I once fell into a conversation with a person whom I consider a spiritual mentor on the topic of faith and doubt and he told me this: real faith isn’t the absence of doubt, just like true courage isn’t the absence of fear.

Courage requires us to face our fears and act courageously in response to those fears. Faith requires us to face our doubts and live with fidelity to the Gospel in spite of our doubts. In fact, if we didn’t have doubts, we wouldn’t need faith. If we had pure certainty, what would be the point of faith? Nothing!

The last line of the gospel passage is the real takeaway, for me. Jesus tells us, “I am with you always, until the end of the age.” While it can be difficult to know that Jesus is actually with us, he promises that he will be. That might not prevent us from doubting, from time to time (just like the disciples), but it can never diminish Christ’s promise. He is with us.

Prayer

Rev. Brad Metz, C.S.C.

God of wisdom and truth, you reveal to people of faith your oneness amid the diversity and uniqueness in the world around us. Make yourself known to us and to all people, as the one God, living and true. Affirm your truth in our lives that we may be witnesses of your unchanging presence. May your declared truth in the life and teachings of your Son, our Lord Jesus Christ, be our salvation and guide. We ask this through Christ our Lord. Amen.

Saint of the Day

Solemnity of the Most Holy Trinity

That God is Triune has been the clear teaching of the Church since the fourth century, when we began reciting the creed at Mass every week. We believe in one God, the Father almighty, maker of heaven and earth, of all things visible and invisible. We believe in one Lord, Jesus Christ, the Only-Begotten Son of God. We believe in the Holy Spirit, the Lord, the giver of life, who proceeds from the Father and the Son.

This reality is a mystery to us, which is not to say that we can know nothing of it. It is a mystery in the sense that it is always beyond us—we cannot come to the end of knowing it.

The doctrine of the Trinity is a way for us to articulate God’s inner life. To say that “Trinity” is a name for God is to say that God’s very essence and being is communion and relationship. Made in God’s image, we, too, are created for relationship. This belief sets the foundation for all we experience and believe as humans.

“God relates to us in three distinct ways of being present to our history: as Father, as Son, and as Holy Spirit; as Creator, as Redeemer, and as Sanctifier,” explains Father Richard McBrien in his encyclopedic work, Catholicism. “The triune God who created us, who sustains us, who will judge us, and who will give us eternal life is not infinitely removed from us, but is absolutely close to us, communicated in the flesh and present in our hearts, our consciousness, and our history as the source of enlightenment and community” (330).

An ancient schematic describes the relationships between the persons of the Trinity well, and it is depicted in stone on the outer wall of the chapel of Howard Hall on campus.
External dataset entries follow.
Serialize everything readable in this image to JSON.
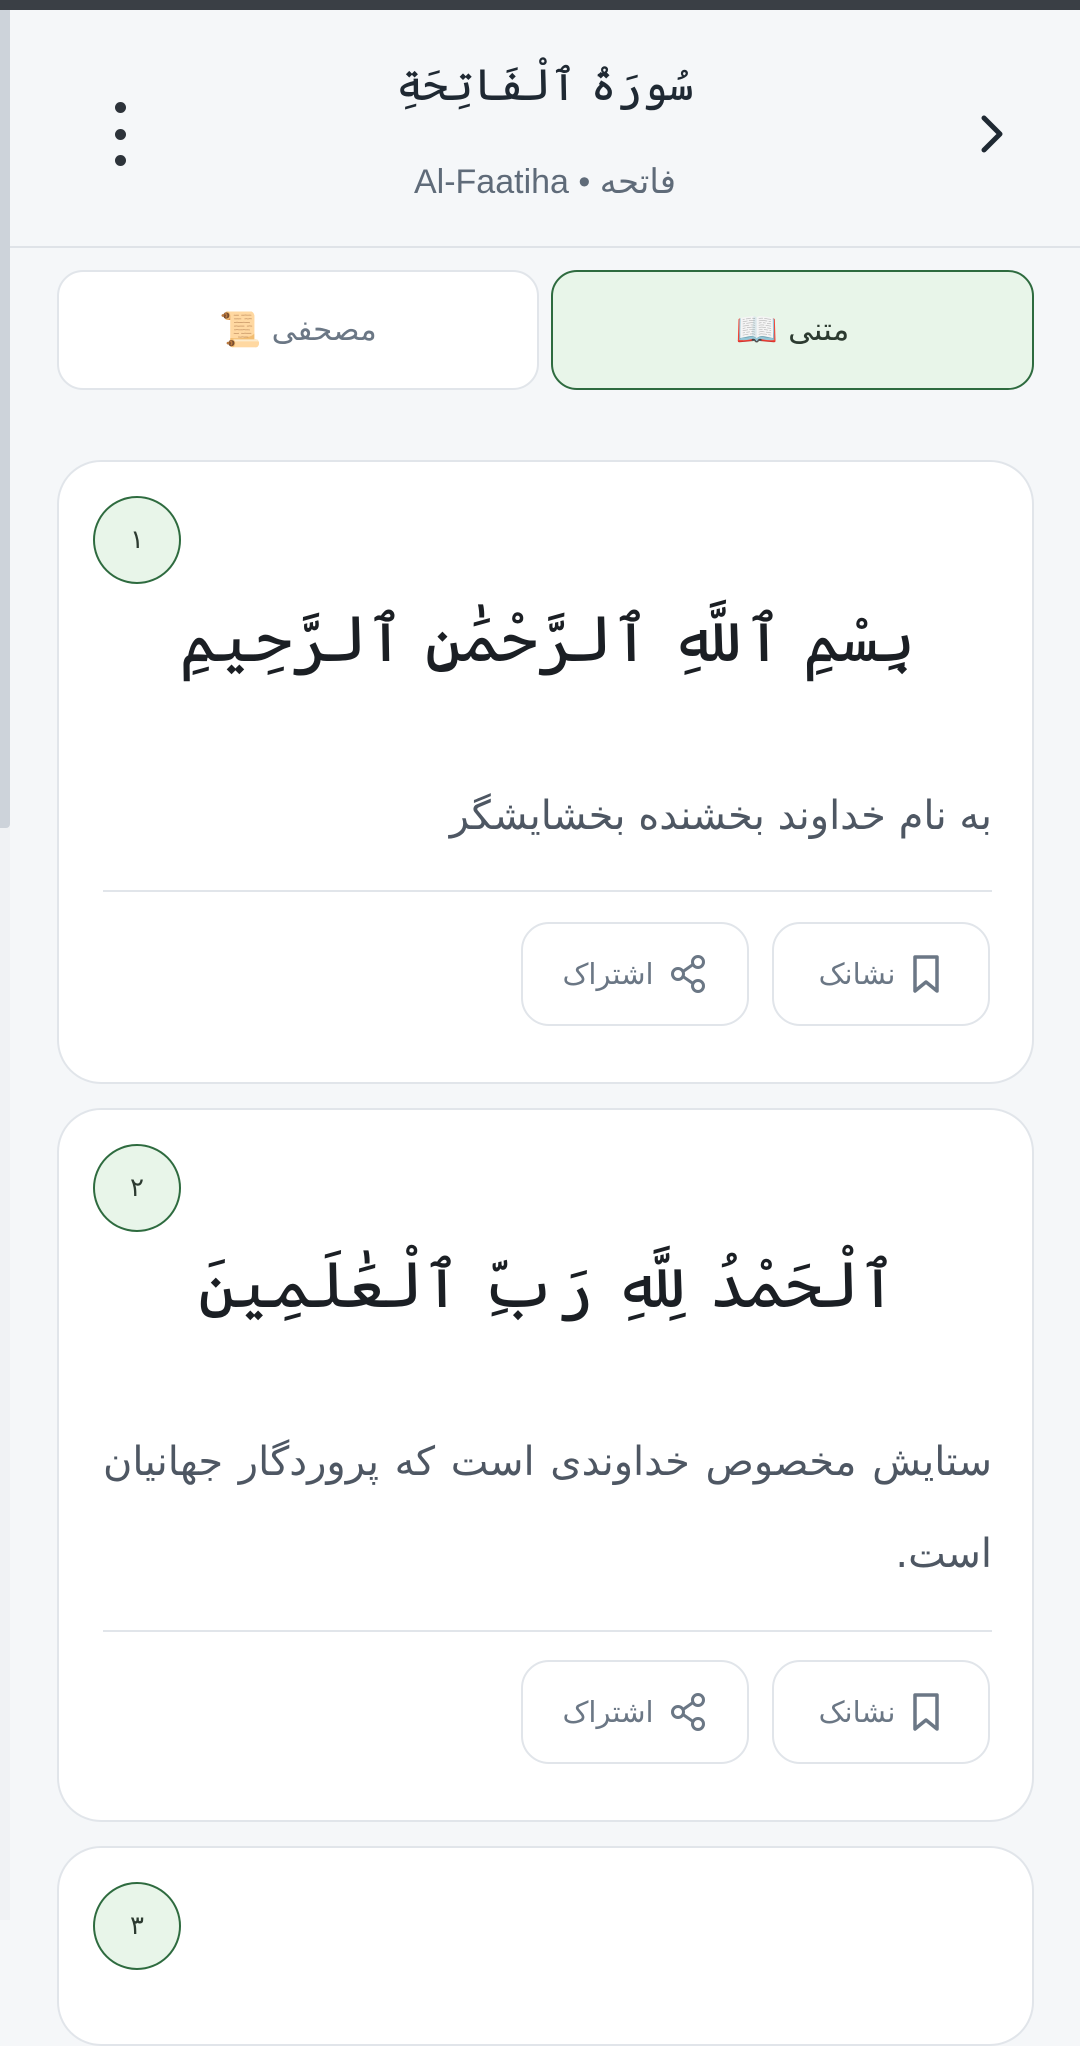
{
  "header": {
    "title": "سُورَةُ ٱلْفَاتِحَةِ",
    "subtitle": "Al-Faatiha • فاتحه",
    "more_icon": "more-vertical-icon",
    "next_icon": "chevron-right-icon"
  },
  "tabs": [
    {
      "label": "مصحفی",
      "emoji": "📜",
      "active": false
    },
    {
      "label": "متنی",
      "emoji": "📖",
      "active": true
    }
  ],
  "colors": {
    "accent_green": "#2e6b3f",
    "active_tab_bg": "#e8f5e9",
    "background": "#f5f7f9"
  },
  "verses": [
    {
      "number": "۱",
      "arabic": "بِسْمِ ٱللَّهِ ٱلرَّحْمَٰنِ ٱلرَّحِيمِ",
      "translation": "به نام خداوند بخشنده بخشایشگر",
      "bookmark_label": "نشانک",
      "share_label": "اشتراک"
    },
    {
      "number": "۲",
      "arabic": "ٱلْحَمْدُ لِلَّهِ رَبِّ ٱلْعَٰلَمِينَ",
      "translation": "ستایش مخصوص خداوندی است که پروردگار جهانیان است.",
      "bookmark_label": "نشانک",
      "share_label": "اشتراک"
    },
    {
      "number": "۳"
    }
  ]
}
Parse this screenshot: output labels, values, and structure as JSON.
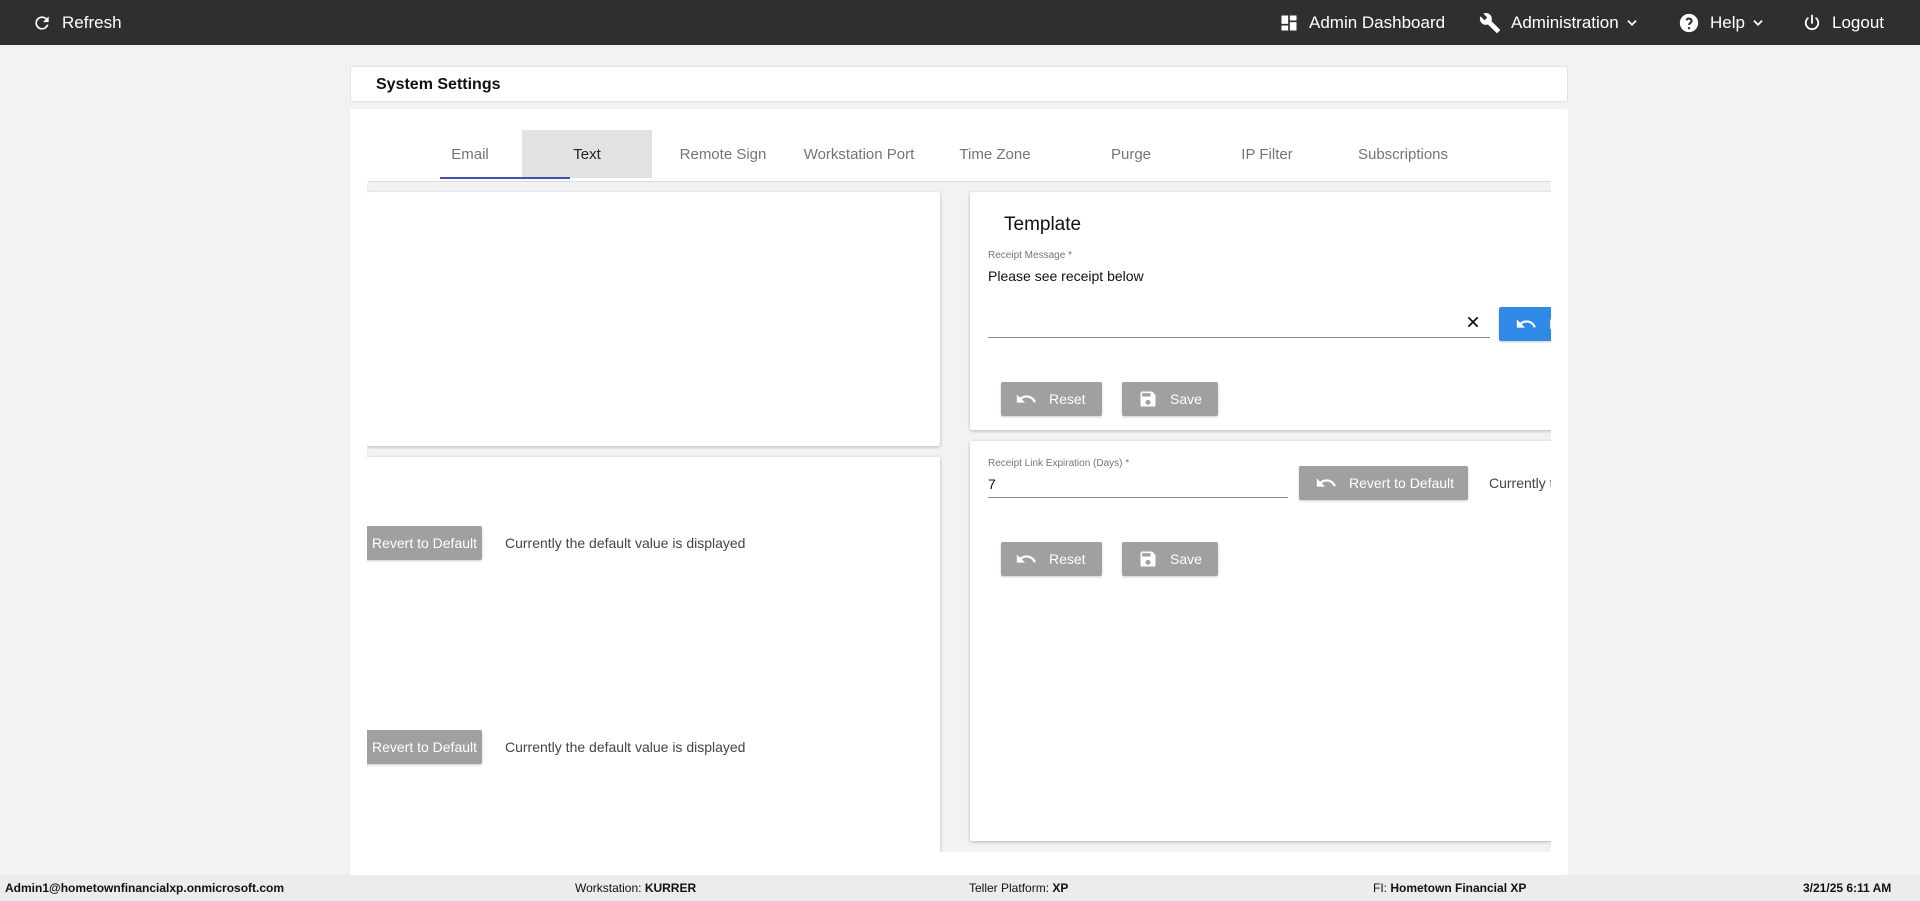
{
  "topbar": {
    "refresh_label": "Refresh",
    "admin_dashboard_label": "Admin Dashboard",
    "administration_label": "Administration",
    "help_label": "Help",
    "logout_label": "Logout"
  },
  "page": {
    "title": "System Settings"
  },
  "tabs": [
    {
      "label": "Email"
    },
    {
      "label": "Text"
    },
    {
      "label": "Remote Sign"
    },
    {
      "label": "Workstation Port"
    },
    {
      "label": "Time Zone"
    },
    {
      "label": "Purge"
    },
    {
      "label": "IP Filter"
    },
    {
      "label": "Subscriptions"
    }
  ],
  "active_tab": "Text",
  "left": {
    "revert_label_1": "Revert to Default",
    "status_1": "Currently the default value is displayed",
    "revert_label_2": "Revert to Default",
    "status_2": "Currently the default value is displayed"
  },
  "template": {
    "heading": "Template",
    "field_label": "Receipt Message *",
    "field_value": "Please see receipt below",
    "revert_button_partial": "R",
    "reset_label": "Reset",
    "save_label": "Save"
  },
  "expiration": {
    "field_label": "Receipt Link Expiration (Days) *",
    "field_value": "7",
    "revert_label": "Revert to Default",
    "status_partial": "Currently t",
    "reset_label": "Reset",
    "save_label": "Save"
  },
  "footer": {
    "user": "Admin1@hometownfinancialxp.onmicrosoft.com",
    "workstation_label": "Workstation:",
    "workstation_value": "KURRER",
    "teller_label": "Teller Platform:",
    "teller_value": "XP",
    "fi_label": "FI:",
    "fi_value": "Hometown Financial XP",
    "datetime": "3/21/25 6:11 AM"
  },
  "colors": {
    "topbar_bg": "#2f2f2f",
    "accent_blue": "#2e8ae6",
    "tab_indicator": "#3f51b5",
    "button_gray": "#a0a0a0"
  },
  "icons": {
    "refresh": "refresh-icon",
    "dashboard": "dashboard-icon",
    "wrench": "wrench-icon",
    "help": "help-icon",
    "power": "power-icon",
    "undo": "undo-icon",
    "save": "save-icon",
    "close": "close-icon"
  }
}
Written in Latin, it states that the Father is not the Spirit, which is not the Son. ("Pater non-est Spiritus Santus non-est Filius.") At the same time each of those persons is God (“est Deus”). They are three persons, distinct from each other, each fully God, yet preserving the one-ness of God.

On this feast of the Holy Trinity, let us grow in our union with God as creator, redeemer, and sanctifier!